Hands down, the album I listened to most this year. The music is a mind-blowing gumbo of country, soul and dirty southern rock, all of it driving the best lyrics I've heard all year. Every track is a master-class in songwriting and musicianship. This will leave you stomping your foot, slapping your knee and with a tear in your beer. And, now that bassist/singer/songwriter Shonna Tucker has left the band, it's a feat that will likely never be repeated.
2. Tom Waits, "Bad As Me"
Welcome back, Uncle Tom, it's been far too long. Rock's great carnival barker returns in a big way with this record that finds him at his bluesy rock best. Yes, the album is a little restrained by his standards, and I could have done with a bit more of the good old weirdness, but the songs are too brilliant to deny -- in fact, there's at least two tunes here ("Last Leaf" and "Hell Broke Luce") that would make my list of all time favorite Waits tracks.
3. Wugazi, "13 Chambers"
This mash-up of Fugazi instrumentation and Wu-Tang vocals is damned genius. Ian McKaye and the RZA working together in perfect digital harmony. Believe it.

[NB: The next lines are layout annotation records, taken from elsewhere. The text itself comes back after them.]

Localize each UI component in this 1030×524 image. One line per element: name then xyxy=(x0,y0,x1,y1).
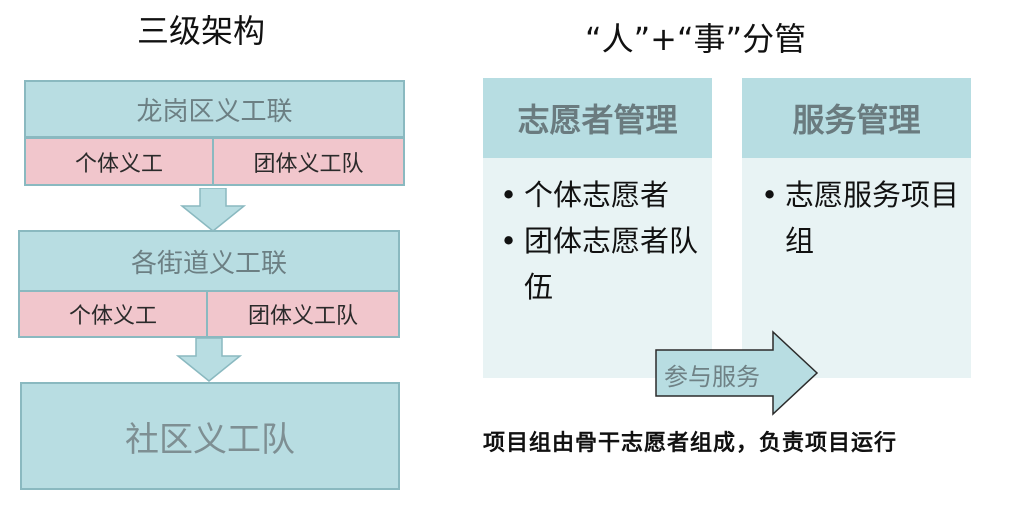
district-team-box: 团体义工队 xyxy=(212,137,405,186)
right-heading: “人”+“事”分管 xyxy=(585,20,807,58)
list-item: 团体志愿者队伍 xyxy=(494,218,704,310)
right-arrow-icon xyxy=(655,330,819,416)
street-individual-label: 个体义工 xyxy=(68,304,157,329)
community-team-label: 社区义工队 xyxy=(125,419,295,460)
participate-service-label: 参与服务 xyxy=(664,363,760,391)
down-arrow-icon xyxy=(180,188,246,232)
service-management-header: 服务管理 xyxy=(742,78,971,158)
district-federation-box: 龙岗区义工联 xyxy=(24,80,405,138)
left-heading: 三级架构 xyxy=(137,12,266,50)
down-arrow-icon xyxy=(176,338,242,382)
list-item: 志愿服务项目组 xyxy=(755,172,965,264)
district-individual-label: 个体义工 xyxy=(74,151,163,177)
service-list: 志愿服务项目组 xyxy=(755,172,965,264)
street-federation-box: 各街道义工联 xyxy=(18,230,400,292)
community-team-box: 社区义工队 xyxy=(20,382,400,490)
volunteer-management-header: 志愿者管理 xyxy=(483,78,712,158)
volunteer-management-title: 志愿者管理 xyxy=(517,101,678,139)
street-team-box: 团体义工队 xyxy=(206,290,400,338)
footnote: 项目组由骨干志愿者组成，负责项目运行 xyxy=(483,430,898,456)
district-team-label: 团体义工队 xyxy=(253,151,364,177)
district-federation-label: 龙岗区义工联 xyxy=(136,96,293,127)
service-management-title: 服务管理 xyxy=(792,101,921,139)
district-individual-box: 个体义工 xyxy=(24,137,214,186)
volunteer-list: 个体志愿者 团体志愿者队伍 xyxy=(494,172,704,310)
street-individual-box: 个体义工 xyxy=(18,290,208,338)
street-team-label: 团体义工队 xyxy=(247,304,358,329)
street-federation-label: 各街道义工联 xyxy=(130,248,287,279)
list-item: 个体志愿者 xyxy=(494,172,704,218)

4. The Roadside Graves, "We Can Take Care of Ourselves"
Jersey's roots rock kings take on S.E. Hinton, and we all win. This concept album inspired by "The Outsiders" should be required listening -- it's a sophisticated, mature and quietly stunning work by a band that consistently blows minds and breaks hearts. Cheers.
5. Jonathan Coulton, "Artificial Heart"
This geek-friendly singer/songwriter is probably best known for "Still Alive" and "Want You Gone," the tracks he wrote for the smash hit video games "Portal" and "Portal 2," respectively. Both those tracks are here, along with 16 other smart and unbelievably catchy power pop gems that touch on topics as wide-ranging as married life, mustaches, local news anchors and Rick Springfield.

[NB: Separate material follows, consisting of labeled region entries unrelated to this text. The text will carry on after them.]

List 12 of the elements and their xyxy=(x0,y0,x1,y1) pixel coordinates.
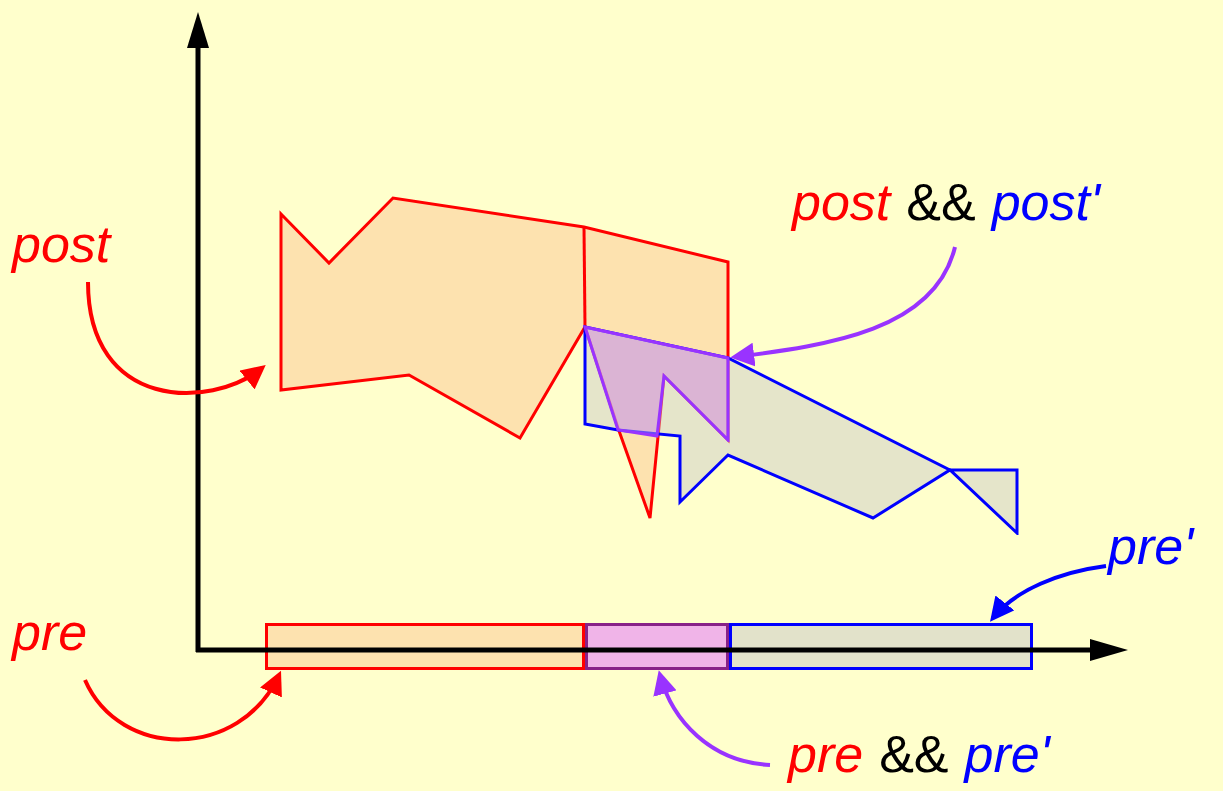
curved-arrow xyxy=(86,281,266,395)
pre-interval-bar xyxy=(265,623,585,670)
pre-prime-interval-bar xyxy=(729,623,1033,670)
operator-label: && xyxy=(906,176,976,228)
post-region xyxy=(279,196,730,520)
curved-arrow xyxy=(989,564,1107,622)
curved-arrow xyxy=(654,670,771,767)
curved-arrow xyxy=(83,670,282,742)
operator-label: && xyxy=(879,728,949,780)
curved-arrow xyxy=(730,246,957,367)
intersection-region xyxy=(583,325,730,442)
intersection-interval-bar xyxy=(585,623,729,670)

6. Scott H. Biram, "Bad Ingredients"
The perfect bluesman for the 21st century, Biram combines sweet country, hardcore, metal and dirty delta blues into a style that's entirely his own. Long a force to be reckoned with live, "Bad Ingredients" is his best studio album yet.
7. Adele, "Live at the Royal Albert Hall"

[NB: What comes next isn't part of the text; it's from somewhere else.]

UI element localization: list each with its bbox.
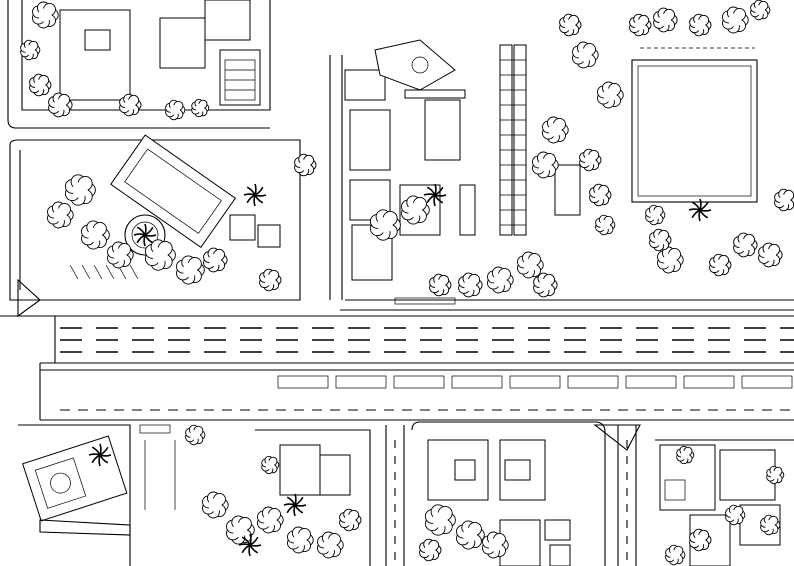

She had the biggest-selling record of the year with "21," but Adele has never sounded as brilliant as she does on this live album. She segues so effortlessly from working class NSFW banter to stunning vocals that it left my jaw on the floor.
8. Bon Iver, "Bon Iver"
This album was probably the year's biggest surprise for me. Bon Iver got a lot of folks' attention a few years back with his quiet and folksy debut, but on this record his takes the sonic building blocks of '80s station wagon pop (sweet sax, plenty of synths, reverb-heavy drums) and constructs a weirdly brilliant stunner.
9. Dawes, "Nothing is Wrong"
Remember how a few years ago every band was showing the world their best Bruce Springsteen impression? Well, if "Nothing is Wrong" is any indication, the Boss had better make way for the Pretender -- Dawes seems hell-bound to record the best album Jackson Browne never made, and the resulting LP is like a warm blanket for lovers of folksy-leaning '70s rock. (The fact that Browne shows up for some guest vocals on one of the album's best cuts, "Fire Away," doesn't hurt.)
10. New York Dolls, "Dancing Backward in High Heels"
Special mention: Big Wilson River, "Untitled" (aka "Octopus"): I love this album. It's one of my favorites of the year. It may or may not be better than a couple of records in my top 10. But this band also happens to feature a great friend of mine, and I played a barn-burning show with them at the Asbury Lanes in December, so the journalist in me thought it wouldn't be exactly kosher to include them here. But you can listen to the whole album on Bandcamp, and you really should. It's brilliant work. Cheers friends!